The present study provides preliminary data supporting the usability of the latest, fully self-administered version of the VST for cognitive assessment. Our primary finding is that VST displays good usability [15] among older adults with or without cognitive impairment, as assessed by SUS, with its usability score (83.11) being at the 90th percentile of SUS scores normal distribution [13, 14]. VST performance (average time to compete the three VST test trials) affected usability. Usability was unaffected by age, education, touch device familiarity, and diagnosis of MCI. The correlation between usability, as expressed through SUS score, and VST performance, as expressed through average time to complete the exercise, raises the question of the causal relationship between these variables. It is unclear whether participants who took longer to complete the VST test trials provided a lower usability score as they were frustrated by the long time it took them to complete the exercise or if there are underlying usability issues that affected their performance thus resulting in a longer time to complete the VST test trials.

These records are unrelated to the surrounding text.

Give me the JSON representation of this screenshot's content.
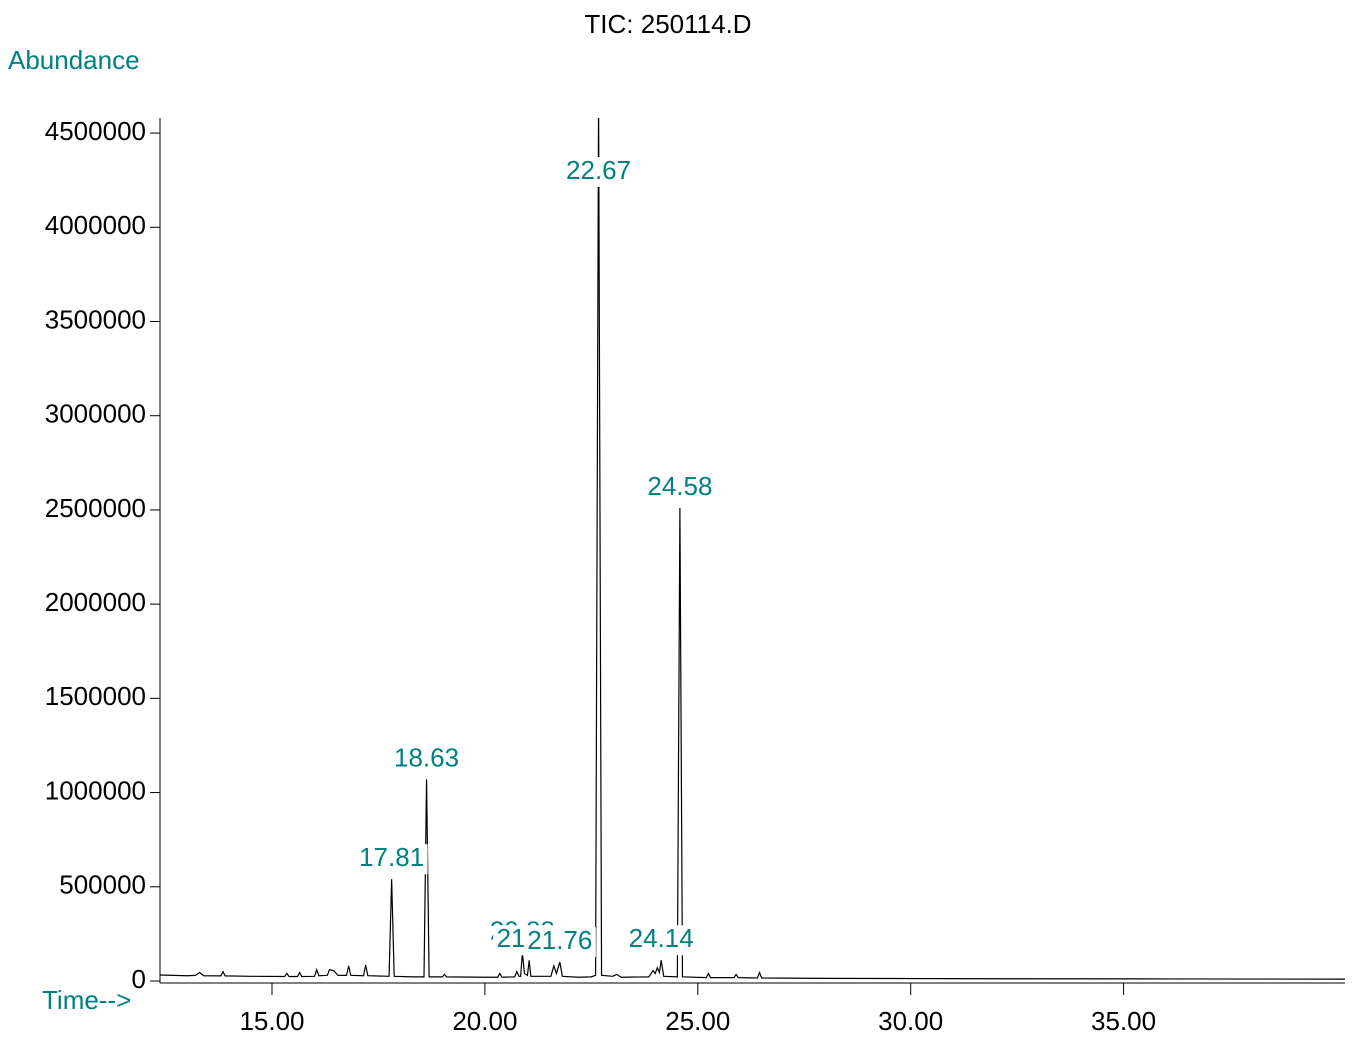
{
  "chart_data": {
    "type": "line",
    "title": "TIC: 250114.D",
    "y_label": "Abundance",
    "x_label": "Time-->",
    "xlim": [
      12.37,
      40.2
    ],
    "ylim": [
      0,
      4580000
    ],
    "xticks": [
      {
        "value": 15,
        "label": "15.00"
      },
      {
        "value": 20,
        "label": "20.00"
      },
      {
        "value": 25,
        "label": "25.00"
      },
      {
        "value": 30,
        "label": "30.00"
      },
      {
        "value": 35,
        "label": "35.00"
      }
    ],
    "yticks": [
      0,
      500000,
      1000000,
      1500000,
      2000000,
      2500000,
      3000000,
      3500000,
      4000000,
      4500000
    ],
    "label_color": "#008080",
    "series": [
      {
        "color": "#000000",
        "x": [
          12.37,
          13.0,
          13.2,
          13.3,
          13.4,
          13.8,
          13.85,
          13.9,
          14.5,
          15.3,
          15.35,
          15.4,
          15.6,
          15.65,
          15.7,
          16.0,
          16.05,
          16.1,
          16.3,
          16.35,
          16.45,
          16.55,
          16.75,
          16.8,
          16.85,
          17.15,
          17.2,
          17.25,
          17.75,
          17.81,
          17.87,
          18.3,
          18.57,
          18.63,
          18.69,
          19.0,
          19.05,
          19.1,
          20.0,
          20.3,
          20.35,
          20.4,
          20.7,
          20.75,
          20.8,
          20.84,
          20.88,
          20.93,
          21.0,
          21.04,
          21.08,
          21.55,
          21.62,
          21.68,
          21.76,
          21.82,
          22.2,
          22.5,
          22.6,
          22.67,
          22.74,
          23.0,
          23.1,
          23.2,
          23.85,
          23.95,
          24.0,
          24.05,
          24.1,
          24.14,
          24.2,
          24.52,
          24.58,
          24.64,
          25.2,
          25.25,
          25.3,
          25.85,
          25.9,
          25.95,
          26.4,
          26.45,
          26.5,
          28.0,
          32.0,
          36.0,
          40.2
        ],
        "values": [
          32000,
          28000,
          30000,
          45000,
          28000,
          27000,
          50000,
          27000,
          25000,
          24000,
          40000,
          24000,
          24000,
          45000,
          24000,
          25000,
          60000,
          28000,
          30000,
          60000,
          55000,
          30000,
          30000,
          80000,
          30000,
          28000,
          85000,
          28000,
          25000,
          540000,
          25000,
          22000,
          22000,
          1070000,
          22000,
          22000,
          35000,
          22000,
          20000,
          20000,
          40000,
          20000,
          22000,
          50000,
          25000,
          25000,
          150000,
          40000,
          30000,
          110000,
          25000,
          25000,
          80000,
          40000,
          100000,
          25000,
          20000,
          22000,
          30000,
          4700000,
          30000,
          25000,
          35000,
          20000,
          22000,
          55000,
          40000,
          70000,
          45000,
          110000,
          25000,
          22000,
          2510000,
          22000,
          18000,
          40000,
          18000,
          18000,
          35000,
          18000,
          16000,
          45000,
          16000,
          14000,
          12000,
          11000,
          10000
        ]
      }
    ],
    "annotations": [
      {
        "text": "17.81",
        "x": 17.81
      },
      {
        "text": "18.63",
        "x": 18.63
      },
      {
        "text": "20.88",
        "x": 20.88
      },
      {
        "text": "21.04",
        "x": 21.04
      },
      {
        "text": "21.76",
        "x": 21.76
      },
      {
        "text": "22.67",
        "x": 22.67
      },
      {
        "text": "24.14",
        "x": 24.14
      },
      {
        "text": "24.58",
        "x": 24.58
      }
    ]
  }
}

Strengths of this study include a robust diagnostic procedure for assigning participants into groups [5] and the use of a well validated serious game application (i.e., the VST). Furthermore, the study sample is representative of the people who reach out to brain health services and present to memory clinics for assessment [5].

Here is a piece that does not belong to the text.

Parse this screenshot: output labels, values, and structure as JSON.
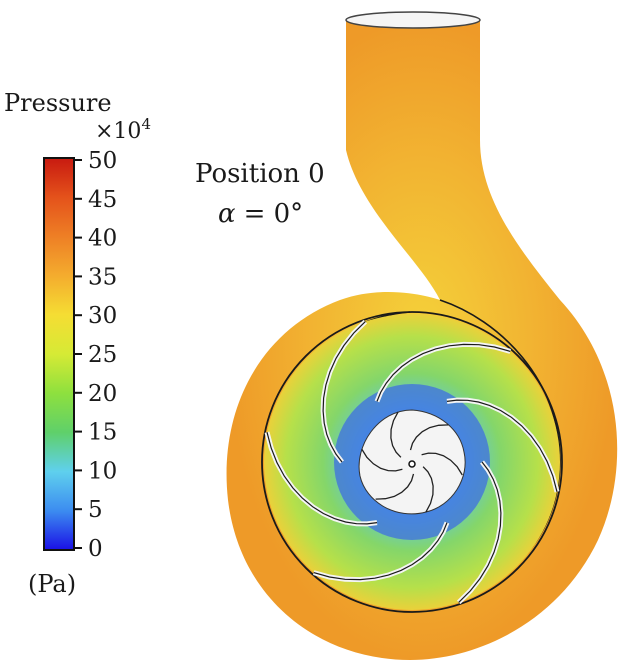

Limitations of this study include the inclusion of significantly more female participants. Furthermore, the study sample was recruited from a day centre for people with cognitive disorders thus all participants, even those who did not present with cognitive impairment, had concerns about their cognitive functioning. Therefore, they may differ from a sample of healthy older adults recruited from the wider community in the sense that they are expected to have a particular interest in brain health and thus be more engaged during the administration of the VST. Future directions comprise studies with more participants including healthy older adults with and without SCD for the quantitative and qualitative assessment of both usability and acceptability through standardized questionnaires and focus groups.


This study demonstrates that VST has good usability, and its usability remains unaffected by age, education, touch device familiarity, and diagnosis of MCI. Study results provide a strong incentive for further, more detailed usability assessment of the VST.


The authors would like to express their gratitude to all the study participants who gave generously of their time.


This project has received funding from the European Union’s Horizon 2020 research and innovation programme under grant agreement No GA101017558.


The authors have no conflict of interest to report.